Santa Claus flies a sleigh pulled by reindeer, lumbers down brick chimneys, and stashes gifts under light-strewn evergreens. In operating rooms across the country, surgeons dress in hospital-green outfits, don paper masks, and remove tumors from unconscious patients.
Behind closed doors, writers sit in desk chairs reading, thinking, and writing stories, poems, and plays.
We hear, “You are what you do.”
How about, “Do what you are.”
Are you Santa? Are you a surgeon? Are you a writer? If you’re a writer, wherever and whenever you approach a page, lay down words — one and another and another and another. Write words while you can. Write them despite a busy holiday schedule. Write them because of a busy holiday schedule. We are writers. Writers think, writers compose, writers stick with it.
Writing gifts
So happy writing season! Here are a few gifts from Santa – oops, I mean other writers. These were gifts to me that I give to you with best wishes for your writing life.

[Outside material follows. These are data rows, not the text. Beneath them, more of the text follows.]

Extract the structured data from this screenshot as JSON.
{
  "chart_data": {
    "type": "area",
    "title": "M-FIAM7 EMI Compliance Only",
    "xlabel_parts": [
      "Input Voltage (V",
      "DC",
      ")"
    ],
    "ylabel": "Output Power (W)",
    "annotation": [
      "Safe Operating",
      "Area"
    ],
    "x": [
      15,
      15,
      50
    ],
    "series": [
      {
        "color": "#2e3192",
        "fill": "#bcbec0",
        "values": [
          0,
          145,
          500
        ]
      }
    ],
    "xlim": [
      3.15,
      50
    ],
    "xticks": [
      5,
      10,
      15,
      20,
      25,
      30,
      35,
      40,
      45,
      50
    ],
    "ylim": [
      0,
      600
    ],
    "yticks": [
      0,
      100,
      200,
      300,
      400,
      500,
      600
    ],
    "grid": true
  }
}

May Sarton in her book, Journal of a Solitude: “My own belief is that one regards oneself, if one is a serious writer, as an instrument for experiencing. Life—all of it—flows through this instrument and is distilled through it into works of art. How one lives as a private person is intimately bound into the work.” Pg. 77
Amy Tan in her book, The Opposite of Fate: “When you are told, ‘It was meant to be,’ ask, ‘Who meant it? What does it really mean?’ Is someone trying to make you accept an undesirable situation or one in which you have doubts? When you are told, ‘Shit happens,’ remember that plenty of other things happen as well, such as generosity, forgiveness, ambiguity, and uncertainty. When you are told, ‘It’s simply fate,’ ask yourself, ‘What is simply about it? What are the alternatives of fate? What is fate’s opposite?’” Pg. 295
Edmund Morris in his essay “On Becoming a Writer” in the anthology The Writing Life: Writers on How They Think and Work, edited and with an introduction by Marie Arana. “I grew to love the silence, even the mini-silences that swelled between one word and the next, and to this day, when words won’t come, I listen for them rather than look for them. Sooner or later one that sounds right will whisper itself onto the page.” Pg. 183
Enjoy your writing holidays!
Marie Pinschmidt
Great essay. Enjoy the Season and keep writing!
Margaret Best
Yes, writers write. One word after another and eventually the words make sentences and then sense.